McMurry, however, saw benefits to the FAA’s approach. Referring to companies that oppose oversight and regulation by the FAA, he said that “those are the folks that I’m afraid of, personally, that will ruin the industry by creating a death that is avoidable by the imposition of minimum safety standards.”
At Tuesday’s hearing, some members expressed an interest in extending the regulatory restriction. “Regulating in the absence of flight data is the worst choice we can make,” said Rep. Dana Rohrabacher (R-CA), who was the primary author of the CSLAA a decade ago. Staffers with both the House Science Committee and Senate Commerce Committee said a potential extension would be one issue of several they will consider this year in a planned update of the Commercial Space Launch Act.

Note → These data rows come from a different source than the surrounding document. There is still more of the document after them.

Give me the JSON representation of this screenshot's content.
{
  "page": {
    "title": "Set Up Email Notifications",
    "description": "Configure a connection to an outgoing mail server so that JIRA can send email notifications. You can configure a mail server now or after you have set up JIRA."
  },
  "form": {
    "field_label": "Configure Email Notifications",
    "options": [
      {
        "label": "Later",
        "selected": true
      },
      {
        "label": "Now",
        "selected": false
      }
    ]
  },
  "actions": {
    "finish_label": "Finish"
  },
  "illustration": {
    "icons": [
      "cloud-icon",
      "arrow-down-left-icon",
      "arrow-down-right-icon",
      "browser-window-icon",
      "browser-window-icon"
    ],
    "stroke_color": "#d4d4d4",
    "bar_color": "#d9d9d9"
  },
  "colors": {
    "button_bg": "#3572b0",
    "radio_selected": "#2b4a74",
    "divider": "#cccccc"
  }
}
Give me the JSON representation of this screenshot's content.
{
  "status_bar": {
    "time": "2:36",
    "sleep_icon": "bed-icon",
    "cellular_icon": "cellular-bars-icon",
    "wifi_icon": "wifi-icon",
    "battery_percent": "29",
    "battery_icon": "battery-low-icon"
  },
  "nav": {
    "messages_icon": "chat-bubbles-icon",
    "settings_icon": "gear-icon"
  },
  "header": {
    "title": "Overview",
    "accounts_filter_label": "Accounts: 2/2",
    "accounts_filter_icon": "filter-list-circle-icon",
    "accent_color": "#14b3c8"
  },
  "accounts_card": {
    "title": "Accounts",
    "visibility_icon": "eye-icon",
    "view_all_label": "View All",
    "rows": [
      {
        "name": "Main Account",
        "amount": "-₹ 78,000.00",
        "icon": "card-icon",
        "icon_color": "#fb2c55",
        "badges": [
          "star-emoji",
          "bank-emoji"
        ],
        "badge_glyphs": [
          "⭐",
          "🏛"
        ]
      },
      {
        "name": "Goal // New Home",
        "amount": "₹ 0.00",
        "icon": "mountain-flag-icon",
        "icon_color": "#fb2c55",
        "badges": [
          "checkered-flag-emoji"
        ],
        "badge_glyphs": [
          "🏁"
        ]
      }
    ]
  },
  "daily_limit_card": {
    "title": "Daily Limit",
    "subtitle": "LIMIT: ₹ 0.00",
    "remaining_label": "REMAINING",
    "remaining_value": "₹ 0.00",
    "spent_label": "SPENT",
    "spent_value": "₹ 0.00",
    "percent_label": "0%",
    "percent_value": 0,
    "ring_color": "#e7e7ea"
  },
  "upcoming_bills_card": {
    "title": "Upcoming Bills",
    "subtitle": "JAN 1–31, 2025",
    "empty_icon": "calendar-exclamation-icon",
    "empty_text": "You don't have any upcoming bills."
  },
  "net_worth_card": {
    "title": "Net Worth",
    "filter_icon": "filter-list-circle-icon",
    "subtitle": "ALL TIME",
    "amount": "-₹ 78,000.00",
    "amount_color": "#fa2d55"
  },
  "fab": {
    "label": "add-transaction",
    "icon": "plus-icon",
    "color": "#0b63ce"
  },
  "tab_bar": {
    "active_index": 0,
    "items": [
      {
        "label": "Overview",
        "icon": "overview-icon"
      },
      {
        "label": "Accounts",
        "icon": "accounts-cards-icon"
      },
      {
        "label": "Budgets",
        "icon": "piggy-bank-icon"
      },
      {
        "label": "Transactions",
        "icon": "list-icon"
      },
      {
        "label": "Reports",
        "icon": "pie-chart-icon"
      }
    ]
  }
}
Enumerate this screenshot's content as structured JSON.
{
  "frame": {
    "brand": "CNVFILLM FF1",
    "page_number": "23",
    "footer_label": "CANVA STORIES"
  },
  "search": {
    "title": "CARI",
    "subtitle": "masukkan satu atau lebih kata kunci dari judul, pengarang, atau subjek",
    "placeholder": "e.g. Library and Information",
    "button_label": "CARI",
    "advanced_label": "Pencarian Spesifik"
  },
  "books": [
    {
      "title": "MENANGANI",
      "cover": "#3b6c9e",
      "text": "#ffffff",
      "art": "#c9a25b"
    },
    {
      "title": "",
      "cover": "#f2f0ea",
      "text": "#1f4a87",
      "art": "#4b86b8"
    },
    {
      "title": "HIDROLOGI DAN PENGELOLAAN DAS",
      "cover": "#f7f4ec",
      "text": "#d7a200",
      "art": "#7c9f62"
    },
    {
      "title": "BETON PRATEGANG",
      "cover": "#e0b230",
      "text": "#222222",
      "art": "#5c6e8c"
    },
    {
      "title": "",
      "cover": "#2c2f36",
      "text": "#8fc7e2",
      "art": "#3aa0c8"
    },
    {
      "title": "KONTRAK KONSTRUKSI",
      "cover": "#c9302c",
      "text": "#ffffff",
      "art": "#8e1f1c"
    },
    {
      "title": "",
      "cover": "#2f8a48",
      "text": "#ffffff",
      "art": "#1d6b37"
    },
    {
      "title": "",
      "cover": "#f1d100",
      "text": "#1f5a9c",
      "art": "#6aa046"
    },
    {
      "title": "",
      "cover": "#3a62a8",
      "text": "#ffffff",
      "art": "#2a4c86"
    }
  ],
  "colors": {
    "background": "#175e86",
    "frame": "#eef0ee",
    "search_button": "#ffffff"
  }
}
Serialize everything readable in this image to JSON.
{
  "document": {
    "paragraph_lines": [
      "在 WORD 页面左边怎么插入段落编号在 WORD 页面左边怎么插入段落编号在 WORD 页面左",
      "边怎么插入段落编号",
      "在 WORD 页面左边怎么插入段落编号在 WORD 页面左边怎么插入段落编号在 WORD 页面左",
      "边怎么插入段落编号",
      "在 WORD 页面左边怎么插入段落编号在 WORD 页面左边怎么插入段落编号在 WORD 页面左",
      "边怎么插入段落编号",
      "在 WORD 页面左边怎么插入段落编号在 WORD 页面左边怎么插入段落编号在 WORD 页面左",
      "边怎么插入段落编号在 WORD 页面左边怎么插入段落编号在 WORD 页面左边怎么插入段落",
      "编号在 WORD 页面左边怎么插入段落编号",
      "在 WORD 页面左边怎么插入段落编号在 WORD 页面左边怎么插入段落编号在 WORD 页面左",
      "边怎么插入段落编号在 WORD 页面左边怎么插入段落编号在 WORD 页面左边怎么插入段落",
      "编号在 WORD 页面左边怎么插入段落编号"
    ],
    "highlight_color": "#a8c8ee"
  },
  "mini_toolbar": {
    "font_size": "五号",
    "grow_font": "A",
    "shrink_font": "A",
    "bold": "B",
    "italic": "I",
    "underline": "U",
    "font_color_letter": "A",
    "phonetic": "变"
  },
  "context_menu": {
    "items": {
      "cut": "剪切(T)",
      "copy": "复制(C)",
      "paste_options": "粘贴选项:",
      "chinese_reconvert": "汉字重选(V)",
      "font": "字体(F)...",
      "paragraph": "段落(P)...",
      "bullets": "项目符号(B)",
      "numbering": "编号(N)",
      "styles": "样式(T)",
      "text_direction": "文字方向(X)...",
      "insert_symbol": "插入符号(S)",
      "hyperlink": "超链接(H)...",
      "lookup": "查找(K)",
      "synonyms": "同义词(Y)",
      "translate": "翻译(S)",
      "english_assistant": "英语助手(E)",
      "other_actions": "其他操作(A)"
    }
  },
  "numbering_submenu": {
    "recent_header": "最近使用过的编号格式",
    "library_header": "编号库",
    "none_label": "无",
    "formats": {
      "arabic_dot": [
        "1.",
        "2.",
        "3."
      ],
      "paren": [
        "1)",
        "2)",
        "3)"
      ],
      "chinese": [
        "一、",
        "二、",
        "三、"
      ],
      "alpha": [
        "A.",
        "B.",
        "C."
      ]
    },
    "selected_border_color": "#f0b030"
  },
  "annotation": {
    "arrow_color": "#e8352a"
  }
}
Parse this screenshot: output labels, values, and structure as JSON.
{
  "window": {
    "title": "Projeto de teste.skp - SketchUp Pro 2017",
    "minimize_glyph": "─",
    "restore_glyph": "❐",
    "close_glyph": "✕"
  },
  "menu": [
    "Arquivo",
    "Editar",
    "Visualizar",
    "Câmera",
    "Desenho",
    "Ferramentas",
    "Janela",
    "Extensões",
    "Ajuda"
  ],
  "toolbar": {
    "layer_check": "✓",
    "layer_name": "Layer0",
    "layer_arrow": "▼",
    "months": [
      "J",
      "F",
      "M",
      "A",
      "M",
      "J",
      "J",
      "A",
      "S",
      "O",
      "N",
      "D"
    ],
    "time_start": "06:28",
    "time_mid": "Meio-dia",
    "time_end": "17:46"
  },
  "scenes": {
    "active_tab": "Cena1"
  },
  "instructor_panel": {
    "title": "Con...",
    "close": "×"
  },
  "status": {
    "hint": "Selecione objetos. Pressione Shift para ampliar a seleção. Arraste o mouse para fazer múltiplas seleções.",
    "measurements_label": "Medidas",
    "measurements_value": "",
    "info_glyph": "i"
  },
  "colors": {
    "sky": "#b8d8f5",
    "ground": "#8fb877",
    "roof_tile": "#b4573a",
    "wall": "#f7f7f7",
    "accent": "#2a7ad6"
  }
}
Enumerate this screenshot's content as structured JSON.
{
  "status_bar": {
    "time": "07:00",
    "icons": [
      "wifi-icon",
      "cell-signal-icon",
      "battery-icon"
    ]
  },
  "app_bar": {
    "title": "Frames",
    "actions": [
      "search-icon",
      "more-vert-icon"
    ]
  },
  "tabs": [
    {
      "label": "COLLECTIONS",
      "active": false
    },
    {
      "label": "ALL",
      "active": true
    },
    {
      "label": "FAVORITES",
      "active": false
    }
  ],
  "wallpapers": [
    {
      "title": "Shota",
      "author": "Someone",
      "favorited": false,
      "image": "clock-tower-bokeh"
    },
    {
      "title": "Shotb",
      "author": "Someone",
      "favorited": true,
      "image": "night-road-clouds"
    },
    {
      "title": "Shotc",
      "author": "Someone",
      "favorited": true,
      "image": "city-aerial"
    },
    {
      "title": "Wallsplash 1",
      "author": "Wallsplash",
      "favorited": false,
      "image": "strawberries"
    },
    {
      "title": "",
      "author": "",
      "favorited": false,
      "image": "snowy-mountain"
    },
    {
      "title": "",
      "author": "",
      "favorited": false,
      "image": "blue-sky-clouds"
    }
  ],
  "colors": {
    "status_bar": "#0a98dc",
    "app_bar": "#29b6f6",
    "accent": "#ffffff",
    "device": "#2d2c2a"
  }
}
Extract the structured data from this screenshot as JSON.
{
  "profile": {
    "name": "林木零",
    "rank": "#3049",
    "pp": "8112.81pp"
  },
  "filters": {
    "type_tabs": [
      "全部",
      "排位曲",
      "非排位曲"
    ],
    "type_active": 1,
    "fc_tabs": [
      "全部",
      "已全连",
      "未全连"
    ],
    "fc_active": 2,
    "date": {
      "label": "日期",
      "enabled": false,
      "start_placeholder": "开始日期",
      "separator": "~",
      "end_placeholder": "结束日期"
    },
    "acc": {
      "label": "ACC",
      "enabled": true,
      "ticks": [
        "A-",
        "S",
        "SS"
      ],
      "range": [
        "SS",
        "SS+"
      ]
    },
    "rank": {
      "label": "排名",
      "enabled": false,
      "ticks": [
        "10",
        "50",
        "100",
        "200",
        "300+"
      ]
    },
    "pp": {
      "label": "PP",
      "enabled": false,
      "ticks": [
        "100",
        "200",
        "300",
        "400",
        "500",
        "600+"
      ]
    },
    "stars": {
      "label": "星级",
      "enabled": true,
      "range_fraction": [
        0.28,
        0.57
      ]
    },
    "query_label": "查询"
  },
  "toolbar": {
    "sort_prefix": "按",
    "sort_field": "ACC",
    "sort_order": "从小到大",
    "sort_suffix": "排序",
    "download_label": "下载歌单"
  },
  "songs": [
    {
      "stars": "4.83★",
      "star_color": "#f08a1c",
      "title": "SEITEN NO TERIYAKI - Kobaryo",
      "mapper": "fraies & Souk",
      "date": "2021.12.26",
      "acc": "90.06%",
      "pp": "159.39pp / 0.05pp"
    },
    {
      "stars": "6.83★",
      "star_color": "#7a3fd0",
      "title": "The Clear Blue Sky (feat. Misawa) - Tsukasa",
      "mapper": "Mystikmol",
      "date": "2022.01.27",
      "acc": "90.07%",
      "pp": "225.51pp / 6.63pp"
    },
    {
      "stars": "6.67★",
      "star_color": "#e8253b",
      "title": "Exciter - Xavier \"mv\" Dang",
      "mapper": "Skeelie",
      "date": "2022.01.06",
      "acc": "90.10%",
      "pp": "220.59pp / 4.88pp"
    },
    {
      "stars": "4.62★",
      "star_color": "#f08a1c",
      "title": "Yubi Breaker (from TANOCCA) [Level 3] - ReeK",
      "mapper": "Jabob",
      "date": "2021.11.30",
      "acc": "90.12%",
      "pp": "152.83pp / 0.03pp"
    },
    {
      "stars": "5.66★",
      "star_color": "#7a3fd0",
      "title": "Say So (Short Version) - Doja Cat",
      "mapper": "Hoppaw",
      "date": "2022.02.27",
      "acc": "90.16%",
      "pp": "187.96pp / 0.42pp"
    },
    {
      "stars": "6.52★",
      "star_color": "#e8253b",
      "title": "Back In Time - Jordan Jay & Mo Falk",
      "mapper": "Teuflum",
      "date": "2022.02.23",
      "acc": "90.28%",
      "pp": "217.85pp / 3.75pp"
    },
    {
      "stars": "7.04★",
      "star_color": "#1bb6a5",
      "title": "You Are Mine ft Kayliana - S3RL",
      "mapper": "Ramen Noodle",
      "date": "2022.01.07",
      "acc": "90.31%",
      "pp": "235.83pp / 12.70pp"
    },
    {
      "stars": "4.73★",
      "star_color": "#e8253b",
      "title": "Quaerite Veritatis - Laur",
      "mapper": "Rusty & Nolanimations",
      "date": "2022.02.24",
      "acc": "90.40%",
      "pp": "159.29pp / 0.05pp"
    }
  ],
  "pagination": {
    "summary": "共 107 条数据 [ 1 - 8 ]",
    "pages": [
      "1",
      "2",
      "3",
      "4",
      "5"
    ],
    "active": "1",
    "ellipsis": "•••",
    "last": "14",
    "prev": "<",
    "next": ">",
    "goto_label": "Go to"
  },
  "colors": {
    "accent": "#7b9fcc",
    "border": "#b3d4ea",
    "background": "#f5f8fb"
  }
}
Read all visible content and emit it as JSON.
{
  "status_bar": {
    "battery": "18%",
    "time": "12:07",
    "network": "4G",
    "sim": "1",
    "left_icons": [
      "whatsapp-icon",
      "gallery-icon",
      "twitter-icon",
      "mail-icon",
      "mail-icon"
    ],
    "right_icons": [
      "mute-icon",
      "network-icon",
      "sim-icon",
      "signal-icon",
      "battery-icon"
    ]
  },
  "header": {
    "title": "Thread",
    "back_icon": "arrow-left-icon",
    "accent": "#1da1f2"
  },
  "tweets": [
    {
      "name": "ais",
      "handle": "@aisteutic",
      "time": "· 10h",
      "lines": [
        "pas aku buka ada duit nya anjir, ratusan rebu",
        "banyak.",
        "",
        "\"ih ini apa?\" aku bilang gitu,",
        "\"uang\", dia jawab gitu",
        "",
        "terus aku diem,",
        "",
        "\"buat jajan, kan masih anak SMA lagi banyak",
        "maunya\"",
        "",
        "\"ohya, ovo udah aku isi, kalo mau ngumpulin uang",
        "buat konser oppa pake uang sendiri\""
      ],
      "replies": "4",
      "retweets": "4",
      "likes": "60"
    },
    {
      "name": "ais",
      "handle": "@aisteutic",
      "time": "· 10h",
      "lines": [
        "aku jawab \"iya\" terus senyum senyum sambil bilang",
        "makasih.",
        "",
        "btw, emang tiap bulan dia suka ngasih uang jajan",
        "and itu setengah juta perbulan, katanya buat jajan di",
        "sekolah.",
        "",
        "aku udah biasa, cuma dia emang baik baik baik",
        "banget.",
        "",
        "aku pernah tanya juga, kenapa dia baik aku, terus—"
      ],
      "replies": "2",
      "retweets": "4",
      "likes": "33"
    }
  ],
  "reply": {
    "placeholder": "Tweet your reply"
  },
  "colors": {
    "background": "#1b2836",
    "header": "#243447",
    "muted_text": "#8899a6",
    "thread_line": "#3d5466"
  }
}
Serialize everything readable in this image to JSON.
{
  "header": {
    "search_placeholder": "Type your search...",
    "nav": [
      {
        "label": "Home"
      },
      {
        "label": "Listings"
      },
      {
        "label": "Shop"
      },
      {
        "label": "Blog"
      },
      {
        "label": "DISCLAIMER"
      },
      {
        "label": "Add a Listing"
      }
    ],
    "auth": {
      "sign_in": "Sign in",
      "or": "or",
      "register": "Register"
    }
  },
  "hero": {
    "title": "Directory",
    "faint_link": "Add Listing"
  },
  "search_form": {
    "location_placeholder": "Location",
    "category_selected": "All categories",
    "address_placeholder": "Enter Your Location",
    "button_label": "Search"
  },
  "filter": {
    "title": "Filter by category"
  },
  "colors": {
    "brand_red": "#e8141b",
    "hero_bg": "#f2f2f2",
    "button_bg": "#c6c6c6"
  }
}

Even with some kind of safety regulations or standards by government agencies, there’s still likely, at some point, to be an accident involving a commercial spacecraft with people on board, as both government and industry officials have warned in the past. “When we talk about making spaceflight safe, we should keep in mind that the optimal amount of accidents is not zero. If it were, we would ban all of this,” said Ken Heyer, deputy director of the Bureau of Economics at the Federal Trade Commission, at the conference Wednesday. “We have to figure out how to strike the right balance, not to make sure there are zero accidents.”